Особенно очевидна польза щадящего раннего бега для больных позвоночником, так как мышцы с утра работают лучше, не так напряжены, как после рабочего дня. Но в любом случае, при проблемах с опорно-двигательным аппаратом, заниматься бегом следует по согласованию с врачом. Мнение его должно стать основанием для занятий.

Как подготовиться

Чтобы получить максимально удовольствие от пробежек, нужно внимательно подходить к этой процедуре. Важным моментом является правильная экипировка. Одежда на пробежку будет зависеть полностью от сезона, в который она совершается.

Для занятий в теплое время года подойдет простой наряд: шорты и майка. В качестве обуви можно остановиться на кроссовках или мокасинах. Если с утра прохладно, то можно взять легкую ветровку.

В более холодный период следует позаботиться о головном уборе и перчатках. Пробежка в зимнее и осеннее время выполняется в утепленных вещах и обуви.
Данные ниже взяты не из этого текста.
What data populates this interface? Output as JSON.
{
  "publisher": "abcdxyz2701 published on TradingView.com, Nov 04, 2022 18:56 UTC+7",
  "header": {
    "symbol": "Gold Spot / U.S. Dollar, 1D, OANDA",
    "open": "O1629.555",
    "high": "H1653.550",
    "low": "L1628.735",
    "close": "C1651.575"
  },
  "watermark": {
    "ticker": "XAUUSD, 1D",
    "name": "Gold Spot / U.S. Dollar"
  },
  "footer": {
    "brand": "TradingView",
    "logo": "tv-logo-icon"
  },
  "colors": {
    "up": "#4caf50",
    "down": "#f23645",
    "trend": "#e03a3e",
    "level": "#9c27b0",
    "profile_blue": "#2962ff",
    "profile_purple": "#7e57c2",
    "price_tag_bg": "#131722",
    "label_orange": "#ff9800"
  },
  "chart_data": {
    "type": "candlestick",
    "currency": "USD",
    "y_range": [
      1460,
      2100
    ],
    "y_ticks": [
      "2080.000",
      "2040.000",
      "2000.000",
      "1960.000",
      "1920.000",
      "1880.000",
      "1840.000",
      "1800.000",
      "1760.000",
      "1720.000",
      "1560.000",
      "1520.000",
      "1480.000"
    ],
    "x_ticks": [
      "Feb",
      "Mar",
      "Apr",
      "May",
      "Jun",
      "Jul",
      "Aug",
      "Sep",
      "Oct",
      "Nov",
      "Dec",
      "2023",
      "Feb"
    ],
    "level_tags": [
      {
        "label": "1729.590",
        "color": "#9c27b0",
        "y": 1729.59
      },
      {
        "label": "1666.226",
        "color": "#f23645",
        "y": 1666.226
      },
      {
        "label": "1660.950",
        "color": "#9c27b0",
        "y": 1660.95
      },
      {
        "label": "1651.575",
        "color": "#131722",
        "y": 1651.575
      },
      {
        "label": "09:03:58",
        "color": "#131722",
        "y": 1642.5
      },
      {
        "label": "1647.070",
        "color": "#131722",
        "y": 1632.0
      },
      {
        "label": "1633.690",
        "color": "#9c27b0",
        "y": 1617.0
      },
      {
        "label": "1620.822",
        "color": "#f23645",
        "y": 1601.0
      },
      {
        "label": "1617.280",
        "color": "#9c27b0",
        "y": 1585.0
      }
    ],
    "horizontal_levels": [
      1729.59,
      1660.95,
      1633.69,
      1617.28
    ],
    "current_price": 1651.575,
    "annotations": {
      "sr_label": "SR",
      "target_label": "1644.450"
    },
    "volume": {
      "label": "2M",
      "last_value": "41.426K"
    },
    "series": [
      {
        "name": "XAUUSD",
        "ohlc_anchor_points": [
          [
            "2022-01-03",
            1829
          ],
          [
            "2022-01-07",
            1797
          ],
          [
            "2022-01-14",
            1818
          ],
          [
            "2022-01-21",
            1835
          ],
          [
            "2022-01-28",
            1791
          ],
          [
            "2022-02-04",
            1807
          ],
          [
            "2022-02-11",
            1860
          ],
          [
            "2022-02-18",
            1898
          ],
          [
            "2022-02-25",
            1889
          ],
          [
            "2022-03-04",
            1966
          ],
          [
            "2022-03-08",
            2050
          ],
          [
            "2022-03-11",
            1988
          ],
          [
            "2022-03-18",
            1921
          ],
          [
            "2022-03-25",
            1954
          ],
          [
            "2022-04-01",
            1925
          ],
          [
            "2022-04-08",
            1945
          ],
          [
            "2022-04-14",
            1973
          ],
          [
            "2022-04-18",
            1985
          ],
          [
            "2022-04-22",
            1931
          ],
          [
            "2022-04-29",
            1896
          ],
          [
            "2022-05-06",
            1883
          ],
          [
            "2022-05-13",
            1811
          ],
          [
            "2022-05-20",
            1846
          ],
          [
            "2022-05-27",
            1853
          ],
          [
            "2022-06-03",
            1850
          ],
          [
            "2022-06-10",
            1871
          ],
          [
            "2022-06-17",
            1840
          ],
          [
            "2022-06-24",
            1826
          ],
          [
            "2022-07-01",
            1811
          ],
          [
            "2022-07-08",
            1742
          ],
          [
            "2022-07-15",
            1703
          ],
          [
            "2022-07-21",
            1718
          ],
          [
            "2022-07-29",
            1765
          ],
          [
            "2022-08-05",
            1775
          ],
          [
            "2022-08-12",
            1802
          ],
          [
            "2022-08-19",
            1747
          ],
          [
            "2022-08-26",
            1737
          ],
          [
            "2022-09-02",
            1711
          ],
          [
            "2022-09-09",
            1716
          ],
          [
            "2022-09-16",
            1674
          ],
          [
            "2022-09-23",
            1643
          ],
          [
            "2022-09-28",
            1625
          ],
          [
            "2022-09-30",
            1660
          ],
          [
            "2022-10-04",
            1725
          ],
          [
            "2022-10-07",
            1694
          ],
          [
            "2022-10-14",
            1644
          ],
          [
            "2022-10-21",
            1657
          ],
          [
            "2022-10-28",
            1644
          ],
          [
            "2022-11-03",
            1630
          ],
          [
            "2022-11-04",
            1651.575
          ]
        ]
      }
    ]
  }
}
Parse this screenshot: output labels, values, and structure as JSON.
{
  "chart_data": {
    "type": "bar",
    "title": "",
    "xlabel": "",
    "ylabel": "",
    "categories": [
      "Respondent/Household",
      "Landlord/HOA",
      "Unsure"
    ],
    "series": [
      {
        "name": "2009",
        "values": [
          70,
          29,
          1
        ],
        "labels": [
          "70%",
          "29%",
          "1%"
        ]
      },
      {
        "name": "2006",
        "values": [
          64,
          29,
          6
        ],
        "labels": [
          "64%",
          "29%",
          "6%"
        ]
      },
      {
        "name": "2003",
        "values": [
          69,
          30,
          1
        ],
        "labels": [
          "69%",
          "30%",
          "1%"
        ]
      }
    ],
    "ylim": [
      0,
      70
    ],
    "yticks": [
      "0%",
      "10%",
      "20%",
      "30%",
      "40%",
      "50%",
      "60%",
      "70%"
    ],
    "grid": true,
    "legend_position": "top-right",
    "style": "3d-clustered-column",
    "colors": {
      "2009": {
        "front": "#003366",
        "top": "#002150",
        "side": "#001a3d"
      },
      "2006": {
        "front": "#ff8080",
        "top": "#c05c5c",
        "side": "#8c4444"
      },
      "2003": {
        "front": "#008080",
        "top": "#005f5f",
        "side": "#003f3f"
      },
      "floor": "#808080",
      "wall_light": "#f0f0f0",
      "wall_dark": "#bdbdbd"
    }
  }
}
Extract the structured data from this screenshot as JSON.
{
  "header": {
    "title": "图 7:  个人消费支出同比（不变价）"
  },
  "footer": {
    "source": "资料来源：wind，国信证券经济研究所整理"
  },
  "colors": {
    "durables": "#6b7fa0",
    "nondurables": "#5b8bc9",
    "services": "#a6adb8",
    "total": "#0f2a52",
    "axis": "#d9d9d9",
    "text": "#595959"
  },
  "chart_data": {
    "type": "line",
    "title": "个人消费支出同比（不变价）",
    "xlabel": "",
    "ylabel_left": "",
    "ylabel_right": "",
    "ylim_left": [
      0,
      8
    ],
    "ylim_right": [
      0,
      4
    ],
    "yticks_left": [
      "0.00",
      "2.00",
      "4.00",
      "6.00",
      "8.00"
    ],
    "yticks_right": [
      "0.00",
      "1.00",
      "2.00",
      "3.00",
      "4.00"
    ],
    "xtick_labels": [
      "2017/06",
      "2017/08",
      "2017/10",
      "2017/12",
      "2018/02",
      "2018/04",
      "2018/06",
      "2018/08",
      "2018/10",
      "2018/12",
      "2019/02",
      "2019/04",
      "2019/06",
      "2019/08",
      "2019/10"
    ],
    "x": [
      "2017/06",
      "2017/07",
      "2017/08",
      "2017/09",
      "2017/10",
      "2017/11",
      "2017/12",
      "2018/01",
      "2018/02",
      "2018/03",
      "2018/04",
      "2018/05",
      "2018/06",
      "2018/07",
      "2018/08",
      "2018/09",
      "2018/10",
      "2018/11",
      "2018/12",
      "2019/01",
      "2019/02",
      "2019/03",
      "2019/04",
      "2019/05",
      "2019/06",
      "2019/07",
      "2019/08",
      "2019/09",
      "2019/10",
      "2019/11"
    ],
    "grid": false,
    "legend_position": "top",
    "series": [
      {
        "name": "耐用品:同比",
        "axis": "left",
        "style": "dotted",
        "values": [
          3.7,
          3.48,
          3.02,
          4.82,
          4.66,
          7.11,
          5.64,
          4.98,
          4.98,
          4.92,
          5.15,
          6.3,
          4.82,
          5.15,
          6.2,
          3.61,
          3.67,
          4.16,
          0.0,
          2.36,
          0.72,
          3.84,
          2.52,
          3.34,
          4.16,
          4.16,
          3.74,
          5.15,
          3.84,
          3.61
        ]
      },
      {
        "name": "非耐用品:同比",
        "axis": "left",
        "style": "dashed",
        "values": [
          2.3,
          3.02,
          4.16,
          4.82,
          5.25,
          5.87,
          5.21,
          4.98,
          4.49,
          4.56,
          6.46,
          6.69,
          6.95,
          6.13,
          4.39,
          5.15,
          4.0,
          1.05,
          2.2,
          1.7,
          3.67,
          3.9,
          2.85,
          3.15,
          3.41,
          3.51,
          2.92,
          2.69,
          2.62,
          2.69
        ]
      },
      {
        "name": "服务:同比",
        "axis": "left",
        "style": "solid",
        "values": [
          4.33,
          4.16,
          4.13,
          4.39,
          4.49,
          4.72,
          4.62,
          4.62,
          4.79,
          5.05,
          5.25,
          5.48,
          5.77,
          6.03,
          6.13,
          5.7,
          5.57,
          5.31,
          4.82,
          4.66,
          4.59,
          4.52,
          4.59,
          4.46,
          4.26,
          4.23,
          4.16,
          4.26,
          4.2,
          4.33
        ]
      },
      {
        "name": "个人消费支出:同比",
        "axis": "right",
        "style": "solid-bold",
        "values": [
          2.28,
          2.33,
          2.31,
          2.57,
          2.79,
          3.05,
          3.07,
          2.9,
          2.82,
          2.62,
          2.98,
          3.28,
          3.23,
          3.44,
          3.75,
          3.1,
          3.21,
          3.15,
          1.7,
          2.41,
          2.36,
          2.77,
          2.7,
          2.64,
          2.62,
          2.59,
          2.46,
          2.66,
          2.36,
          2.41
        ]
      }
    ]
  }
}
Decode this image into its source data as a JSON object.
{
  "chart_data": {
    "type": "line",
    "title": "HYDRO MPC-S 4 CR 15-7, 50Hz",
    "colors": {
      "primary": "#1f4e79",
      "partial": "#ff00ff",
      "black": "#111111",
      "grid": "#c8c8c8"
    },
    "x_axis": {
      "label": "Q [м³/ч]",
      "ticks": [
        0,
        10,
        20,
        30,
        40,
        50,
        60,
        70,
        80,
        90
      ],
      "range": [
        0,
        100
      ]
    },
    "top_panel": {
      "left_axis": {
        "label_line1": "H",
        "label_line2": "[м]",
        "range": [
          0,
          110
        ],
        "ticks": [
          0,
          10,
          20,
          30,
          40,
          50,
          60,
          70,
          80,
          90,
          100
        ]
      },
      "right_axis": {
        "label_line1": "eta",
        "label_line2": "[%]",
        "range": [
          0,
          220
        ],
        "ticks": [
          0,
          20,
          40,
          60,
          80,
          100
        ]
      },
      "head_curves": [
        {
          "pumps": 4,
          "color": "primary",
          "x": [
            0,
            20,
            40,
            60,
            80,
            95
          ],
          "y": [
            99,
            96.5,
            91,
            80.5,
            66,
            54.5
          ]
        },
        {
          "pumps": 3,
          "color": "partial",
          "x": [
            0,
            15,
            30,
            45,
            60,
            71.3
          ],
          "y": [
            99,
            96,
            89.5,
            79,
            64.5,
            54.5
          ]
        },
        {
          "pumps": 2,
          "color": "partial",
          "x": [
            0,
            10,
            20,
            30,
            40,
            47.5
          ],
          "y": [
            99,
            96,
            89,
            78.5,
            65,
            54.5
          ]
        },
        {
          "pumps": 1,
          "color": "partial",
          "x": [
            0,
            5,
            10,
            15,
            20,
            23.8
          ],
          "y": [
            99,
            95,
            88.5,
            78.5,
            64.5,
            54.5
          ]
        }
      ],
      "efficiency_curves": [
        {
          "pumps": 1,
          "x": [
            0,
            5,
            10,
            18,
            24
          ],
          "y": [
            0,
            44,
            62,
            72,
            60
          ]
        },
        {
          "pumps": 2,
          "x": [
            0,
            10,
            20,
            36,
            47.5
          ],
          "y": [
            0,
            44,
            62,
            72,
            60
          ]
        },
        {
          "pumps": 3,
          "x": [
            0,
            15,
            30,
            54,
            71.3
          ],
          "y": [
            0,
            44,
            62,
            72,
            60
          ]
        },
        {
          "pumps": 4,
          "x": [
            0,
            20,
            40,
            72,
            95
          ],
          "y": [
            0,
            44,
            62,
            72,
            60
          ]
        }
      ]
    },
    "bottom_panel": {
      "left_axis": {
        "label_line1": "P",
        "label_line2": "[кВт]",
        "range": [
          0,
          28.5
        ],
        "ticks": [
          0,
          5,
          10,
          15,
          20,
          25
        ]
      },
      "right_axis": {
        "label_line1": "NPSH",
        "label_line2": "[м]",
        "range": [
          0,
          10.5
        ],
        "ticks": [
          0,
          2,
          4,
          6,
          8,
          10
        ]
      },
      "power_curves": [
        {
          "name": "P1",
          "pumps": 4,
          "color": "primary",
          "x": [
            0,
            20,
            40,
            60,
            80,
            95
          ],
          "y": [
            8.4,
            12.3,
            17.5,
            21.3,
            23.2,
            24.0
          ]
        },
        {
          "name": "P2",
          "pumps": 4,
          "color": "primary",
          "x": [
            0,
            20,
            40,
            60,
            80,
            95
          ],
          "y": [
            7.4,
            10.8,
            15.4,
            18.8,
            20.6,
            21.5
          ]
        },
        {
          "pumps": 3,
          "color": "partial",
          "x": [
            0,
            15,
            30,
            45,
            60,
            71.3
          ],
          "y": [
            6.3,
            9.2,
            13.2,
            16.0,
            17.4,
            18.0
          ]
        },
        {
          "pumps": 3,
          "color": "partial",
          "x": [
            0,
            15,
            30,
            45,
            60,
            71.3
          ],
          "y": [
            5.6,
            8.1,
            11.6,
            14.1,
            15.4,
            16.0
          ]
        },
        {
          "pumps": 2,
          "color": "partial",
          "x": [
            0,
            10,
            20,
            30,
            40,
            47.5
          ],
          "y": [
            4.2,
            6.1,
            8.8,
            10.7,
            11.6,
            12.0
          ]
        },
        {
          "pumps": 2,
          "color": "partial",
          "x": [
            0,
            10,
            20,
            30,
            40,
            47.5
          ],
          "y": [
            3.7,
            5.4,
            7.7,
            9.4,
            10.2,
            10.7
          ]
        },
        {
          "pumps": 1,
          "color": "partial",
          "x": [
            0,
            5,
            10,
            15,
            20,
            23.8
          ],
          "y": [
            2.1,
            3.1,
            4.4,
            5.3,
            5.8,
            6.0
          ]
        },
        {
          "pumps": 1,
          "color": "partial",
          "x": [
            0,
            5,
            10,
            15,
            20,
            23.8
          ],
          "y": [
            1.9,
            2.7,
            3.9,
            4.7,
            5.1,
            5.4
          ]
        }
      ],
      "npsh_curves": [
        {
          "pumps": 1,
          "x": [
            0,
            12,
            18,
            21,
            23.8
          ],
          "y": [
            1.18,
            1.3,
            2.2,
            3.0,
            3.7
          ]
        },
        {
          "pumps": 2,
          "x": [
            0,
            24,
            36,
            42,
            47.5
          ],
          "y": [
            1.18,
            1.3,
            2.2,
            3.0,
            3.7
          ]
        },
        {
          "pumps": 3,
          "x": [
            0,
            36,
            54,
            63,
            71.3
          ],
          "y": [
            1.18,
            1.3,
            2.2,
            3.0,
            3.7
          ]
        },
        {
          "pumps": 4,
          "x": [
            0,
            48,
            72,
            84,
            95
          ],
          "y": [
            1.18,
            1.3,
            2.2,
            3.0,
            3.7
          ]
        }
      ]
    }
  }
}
Как правильно тренироваться

Тем, кто решил начать совершать пробежки с утра, следует понимать, что много бегать и чрезмерно – это не значит, что будет отличный результат.

Лучшим вариантом для утренней пробежки является трусца, которая идеально подойдет для любого возраста. Подобный вариант занятий взбодрит организм, положительно подействует на работу головного мозга, укрепит мышцы, поможет справиться с депрессией.

Чтобы достичь максимального результата от утренних пробежек, следует придерживаться простых правил:

  1. Оптимальным временем для подобных занятий является промежуток с 6.30 до 7.30 утра.
  2. Выполняются пробежки исключительно натощак.
  3. Перед тем, как отправиться на улицу специалисты советуют принимать контрастный душ, выполнять небольшую гимнастическую разминку, а также выпить стакан теплой воды.
  4. С собой следует брать небольшую бутылочку воды, чтобы утолить жажду.
  5. Начинать занятия лучше всего с небольших нагрузок и бегать не более 20 минут. Постепенно время, отведенное на бег, должно увеличиваться.
  6. Если на улице наблюдаеются экстремальные погодные условия (сильная жара или холод), лучше занятия отложить, а если потребуется и отказаться в этот день от них вовсе.

Обратите внимание! Если целью бега, является похудение, то ускорить процесс можно, выбрав для занятий неровную местность. При подъеме верх увеличивается нагрузка, быстрее работают процессы обмена веществ, начинают активнее сжигаться жиры.

Важно регулировать интенсивность нагрузки во время занятия: сначала рекомендуется выполнять ходьбу, затем перейти на средний темп бега, минут пять (не более) бежать на максимальной скорости, затем постепенно снова снизить темп занятия и закончить быстрым шагом.

Специалисты утверждают, что для человека достаточно бегать 3-4 раза в течение недели. Но если есть желание и позволяет физическая подготовленность, то утренние пробежки можно устраивать ежедневно.

Почему может быть вредно бегать утром

Правильно организованный бег не нанесет вреда организму. Но все же вопрос, вредно ли часто бегать утром, витает в воздухе. Вредны в большинстве случаев чрезмерные нагрузки на организм. Если бегать быстрее, чем 11км/ч, то высока вероятность со временем заработать инфаркт. Оптимальным вариантом являются занятия не более 50 минут и бегом трусцой.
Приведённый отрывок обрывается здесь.